Édgar Omar Avilés
Fui contratado por el subcampeón del mundo, el gran maestro internacional Anatoli Shukov, quien se presentó en mi despacho, acompañado de un hombre que fungía como traductor. El subcampeón estaba enloquecido: fumaba como chimenea mientras sus músculos temblaban y sus ojos enrojecidos de ira se inyectaban de más sangre cada vez que pronunciaba “Caissa”. Su acompañante hacía esfuerzos por traducir aquella furia. Según me explicó, conocía mi prestigio, el prestigio de Solsticio Atxayácatl, como investigador privado y destrozador de reputaciones, decenas de veces probado con y contra artistas y políticos; sabía de mi debilidad natural por un millón de dólares; así como de mi curiosidad por los enigmas del mundo. Y Caissa parecía un hermoso enigma.
Sobre Caissa, la historia documenta su aparición siete años atrás, cuando se inscribió al Festival de Ajedrez de la Ciudad de México. Tras su victoria demoledora en las partidas relámpago, recibió la oportunidad de participar en otros torneos, donde también se alzó invicta. Como se negaba a proporcionar datos sobre su persona, la prensa empezó a nombrarla Caissa, como la musa del Ajedrez.
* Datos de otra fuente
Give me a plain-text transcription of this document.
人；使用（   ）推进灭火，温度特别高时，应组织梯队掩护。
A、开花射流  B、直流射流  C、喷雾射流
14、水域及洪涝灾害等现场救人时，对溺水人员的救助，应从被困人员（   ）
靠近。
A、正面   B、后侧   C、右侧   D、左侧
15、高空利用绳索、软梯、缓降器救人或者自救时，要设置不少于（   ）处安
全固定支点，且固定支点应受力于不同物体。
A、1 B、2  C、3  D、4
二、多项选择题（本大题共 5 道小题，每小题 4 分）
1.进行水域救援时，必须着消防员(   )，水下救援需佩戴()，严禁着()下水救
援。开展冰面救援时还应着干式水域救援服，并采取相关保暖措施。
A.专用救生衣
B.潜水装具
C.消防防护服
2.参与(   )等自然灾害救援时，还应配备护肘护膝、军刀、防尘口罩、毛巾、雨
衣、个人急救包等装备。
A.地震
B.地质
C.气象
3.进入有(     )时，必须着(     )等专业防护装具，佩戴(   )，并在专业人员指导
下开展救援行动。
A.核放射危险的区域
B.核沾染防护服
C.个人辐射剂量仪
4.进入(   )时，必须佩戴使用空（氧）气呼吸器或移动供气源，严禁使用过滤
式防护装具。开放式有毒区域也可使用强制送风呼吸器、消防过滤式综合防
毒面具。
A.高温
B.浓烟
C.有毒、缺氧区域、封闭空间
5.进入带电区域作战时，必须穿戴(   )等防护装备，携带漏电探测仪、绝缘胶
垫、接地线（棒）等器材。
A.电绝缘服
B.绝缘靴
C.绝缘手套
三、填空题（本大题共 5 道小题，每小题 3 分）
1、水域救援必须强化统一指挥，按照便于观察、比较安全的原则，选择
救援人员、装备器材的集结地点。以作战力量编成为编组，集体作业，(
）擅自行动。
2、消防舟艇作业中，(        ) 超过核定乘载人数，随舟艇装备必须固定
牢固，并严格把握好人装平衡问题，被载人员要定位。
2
“Caissa, así decidieron llamarme…”, respondió lacónicamente tras ser la revelación en el torneo Morelia-Linares, en donde, con asombrosa facilidad, se erigió campeona. Su Elo se calculó rozando la barrera de los 3000 puntos. Sin embargo, luego de invicta en simultáneas contra los diez más importantes grandes maestros internacionales del mundo, su Elo se estimó por arriba de los 3250 puntos. De la noche a la mañana, aquel enigma encabezó las más prestigiosas revistas no sólo de ajedrez, sino de deportes y farándula de todo el mundo, en las cuales, con mayor o menor seriedad, se buscaba en vano explicación para aquél prodigio de cuerpo esbelto, espesa cabellera negra y piel apiñonada, de poco más de veinte años y de hablar parco. Tan parco, que parecía levitar más allá de los estímulos del mundo.
Enroque
Mi olfato y una prostituta me llevaron a Benjamín Torre. Era un hombre lleno de miedos, que se negaba rotundamente a hablar sobre el asunto. Así que tuve que fingirme su amigo, además de darle algunos de los dólares que Shukov me proporcionaba.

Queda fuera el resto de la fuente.